Why won’t you stop crying? All day. All night. You’re clean. You’ve been fed. You are driving me crazy.
I don’t like babies.
Please don’t misunderstand, I love you, my beautiful baby boy, but I don’t like you right now. It’s not personal. I don’t like any babies at your age.
If we could fast-forward a few months and just skip this newborn, exploratory phase where you learn how to use your digestive system and you strengthen your muscles, I would probably have a million of you.
I need to know why you are crying and when you can start to tell me, I will start to like you more. Why can’t we just talk about it?
I don’t like your demanding schedule. You are a dictator.
You have this desperate, high-pitched almost banshee-like scream that you use to tell me that you have no idea where your next meal will come from.
Hi, yes, over here. Me. The same person who fed you before. Look around, everyone is obviously fed in this house. We promise not to forget about you. Please, you need to calm down.

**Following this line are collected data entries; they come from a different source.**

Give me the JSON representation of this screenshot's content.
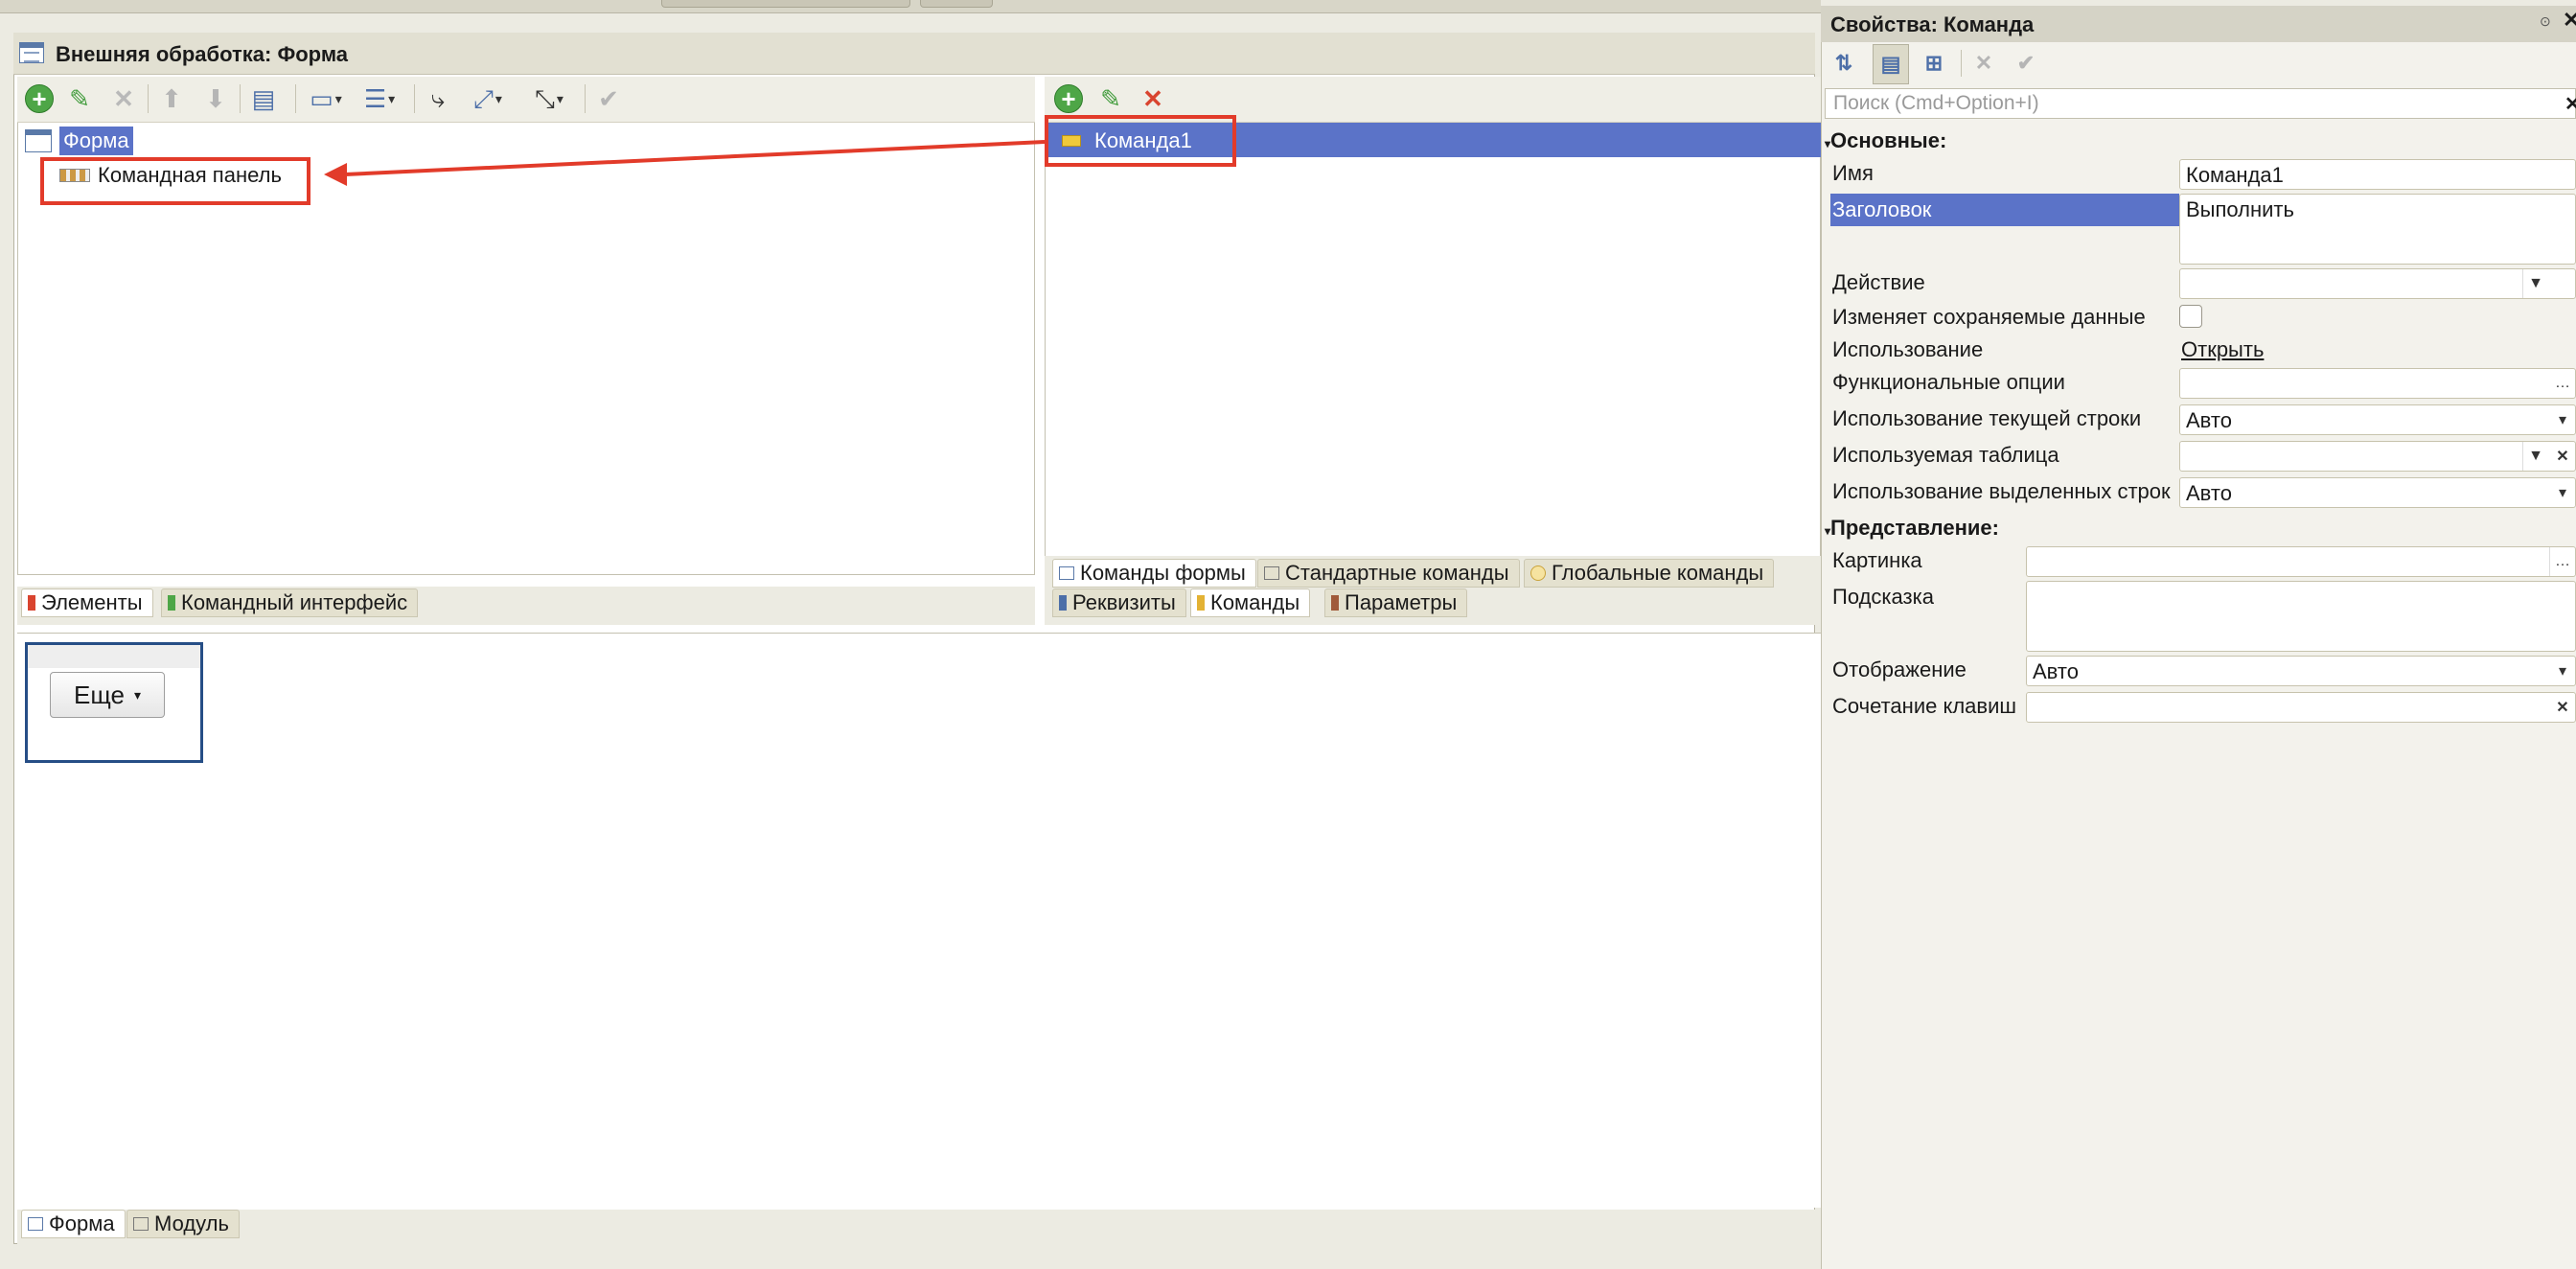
{
  "main_window": {
    "title": "Внешняя обработка: Форма"
  },
  "elements_tree": {
    "root_label": "Форма",
    "child_label": "Командная панель",
    "tabs": [
      {
        "label": "Элементы",
        "active": true
      },
      {
        "label": "Командный интерфейс",
        "active": false
      }
    ]
  },
  "commands_list": {
    "items": [
      {
        "label": "Команда1",
        "selected": true
      }
    ],
    "subtabs": [
      {
        "label": "Команды формы",
        "active": true
      },
      {
        "label": "Стандартные команды",
        "active": false
      },
      {
        "label": "Глобальные команды",
        "active": false
      }
    ],
    "tabs": [
      {
        "label": "Реквизиты",
        "active": false
      },
      {
        "label": "Команды",
        "active": true
      },
      {
        "label": "Параметры",
        "active": false
      }
    ]
  },
  "preview": {
    "more_button": "Еще"
  },
  "bottom_tabs": [
    {
      "label": "Форма",
      "active": true
    },
    {
      "label": "Модуль",
      "active": false
    }
  ],
  "properties": {
    "title": "Свойства: Команда",
    "search_placeholder": "Поиск (Cmd+Option+I)",
    "group_basic": "Основные:",
    "group_view": "Представление:",
    "name_label": "Имя",
    "name_value": "Команда1",
    "header_label": "Заголовок",
    "header_value": "Выполнить",
    "action_label": "Действие",
    "modifies_label": "Изменяет сохраняемые данные",
    "usage_label": "Использование",
    "usage_link": "Открыть",
    "func_options_label": "Функциональные опции",
    "current_row_label": "Использование текущей строки",
    "current_row_value": "Авто",
    "table_label": "Используемая таблица",
    "selected_rows_label": "Использование выделенных строк",
    "selected_rows_value": "Авто",
    "picture_label": "Картинка",
    "tooltip_label": "Подсказка",
    "display_label": "Отображение",
    "display_value": "Авто",
    "shortcut_label": "Сочетание клавиш"
  },
  "colors": {
    "selection": "#5b73c8",
    "annotation": "#e23b2a",
    "add_green": "#4ea647"
  }
}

For seven weeks now, I have taken the night shift. Every night, you wake me up, usually after only two hours, with that screeching and a full diaper. I change you and feed you in the dark while everyone else is snoring. Can’t you see that crying all night is not the norm around here?
I don’t like that you want me to hold you all. of. the. time. You would rather be touching me than sleeping in your own bed or practicing your tummy time. I can’t take a shower without hearing you scream for me from the bedroom.

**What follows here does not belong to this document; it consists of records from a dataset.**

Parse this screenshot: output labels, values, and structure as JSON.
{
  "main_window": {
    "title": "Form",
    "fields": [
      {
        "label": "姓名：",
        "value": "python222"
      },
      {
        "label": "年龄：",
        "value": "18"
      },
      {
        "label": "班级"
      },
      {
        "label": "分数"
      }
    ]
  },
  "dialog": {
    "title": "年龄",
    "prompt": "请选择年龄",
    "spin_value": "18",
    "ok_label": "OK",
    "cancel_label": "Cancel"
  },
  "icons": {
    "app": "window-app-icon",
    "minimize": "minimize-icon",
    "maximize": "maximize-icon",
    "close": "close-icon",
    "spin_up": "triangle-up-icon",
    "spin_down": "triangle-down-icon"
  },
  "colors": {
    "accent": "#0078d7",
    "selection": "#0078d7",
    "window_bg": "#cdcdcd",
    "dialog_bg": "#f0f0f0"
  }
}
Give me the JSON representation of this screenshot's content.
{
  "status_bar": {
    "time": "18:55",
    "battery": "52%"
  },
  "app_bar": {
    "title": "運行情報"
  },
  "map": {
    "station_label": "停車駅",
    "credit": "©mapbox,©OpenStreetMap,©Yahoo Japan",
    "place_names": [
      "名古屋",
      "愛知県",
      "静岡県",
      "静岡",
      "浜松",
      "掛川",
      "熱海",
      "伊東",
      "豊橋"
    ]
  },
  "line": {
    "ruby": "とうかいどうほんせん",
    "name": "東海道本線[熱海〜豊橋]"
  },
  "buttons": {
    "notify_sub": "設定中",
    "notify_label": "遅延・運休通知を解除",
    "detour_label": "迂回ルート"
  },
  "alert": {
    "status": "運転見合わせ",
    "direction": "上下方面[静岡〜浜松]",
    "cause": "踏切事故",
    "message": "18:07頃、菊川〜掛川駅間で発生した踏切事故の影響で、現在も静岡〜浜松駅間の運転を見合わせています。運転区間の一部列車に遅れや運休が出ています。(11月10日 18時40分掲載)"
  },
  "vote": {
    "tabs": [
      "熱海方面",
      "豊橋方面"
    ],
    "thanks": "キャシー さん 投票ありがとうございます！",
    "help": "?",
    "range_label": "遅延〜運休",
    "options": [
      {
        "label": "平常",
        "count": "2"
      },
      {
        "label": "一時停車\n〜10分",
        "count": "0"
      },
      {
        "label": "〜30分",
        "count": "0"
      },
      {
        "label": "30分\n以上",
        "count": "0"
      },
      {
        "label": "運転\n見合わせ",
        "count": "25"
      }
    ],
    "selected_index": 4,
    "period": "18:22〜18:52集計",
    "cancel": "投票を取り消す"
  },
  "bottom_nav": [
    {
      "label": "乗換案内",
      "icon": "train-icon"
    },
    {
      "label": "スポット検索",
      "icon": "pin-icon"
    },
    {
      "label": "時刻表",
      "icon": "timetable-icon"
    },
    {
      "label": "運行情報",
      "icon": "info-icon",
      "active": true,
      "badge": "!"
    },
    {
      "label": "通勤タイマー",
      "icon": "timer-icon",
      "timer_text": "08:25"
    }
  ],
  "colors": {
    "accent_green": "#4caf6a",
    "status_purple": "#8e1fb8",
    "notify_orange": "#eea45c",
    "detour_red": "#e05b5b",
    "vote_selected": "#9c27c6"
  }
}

You are cuddly but with your brother and sister, who live and scream here too, I can’t just sit and hold you all day. And with your endless-bottomed stomach, you’ve packed on the pounds and are too heavy for me to wear.
I do appreciate your efforts to get me out of the house to exercise. Because one of the only times you don’t cry is when I am pushing you in the stroller, we are logging a lot of miles. You must have noticed all of my baby crying-induced stress eating.
However, I am afraid that this rainy and cold winter is going to cause the neighbors to call DHS. I am sure they wonder about what kind of mother walks the newborn in this weather every day.
You have blessed us with a gift. You complete our family. After your sister was born, we weren’t sure. After your short time here with us, we are now have absolute clarity and are sure. Surer than we have ever been. Very firm in that sure. Rock solid sure, actually.
I want to thank you for the smiles you give to me each morning. It is incredible, the way you are able to wipe the slate of last night and yesterday clean with your crooked smile and coos in the early hours.
As the sun is rising and the others in the house are starting to stir, you have already done your part to get me motivated to do it all again another day.
I love you, Gassy Gusjamin, and I don’t like you. I don’t want to wish these days away, but man, I am ready for you to grow up just a little bit.
Please, please just go to sleep,
P.S. I can’t believe you are already seven weeks old! Please stop growing so fast! (See, I told you that you are driving me crazy.)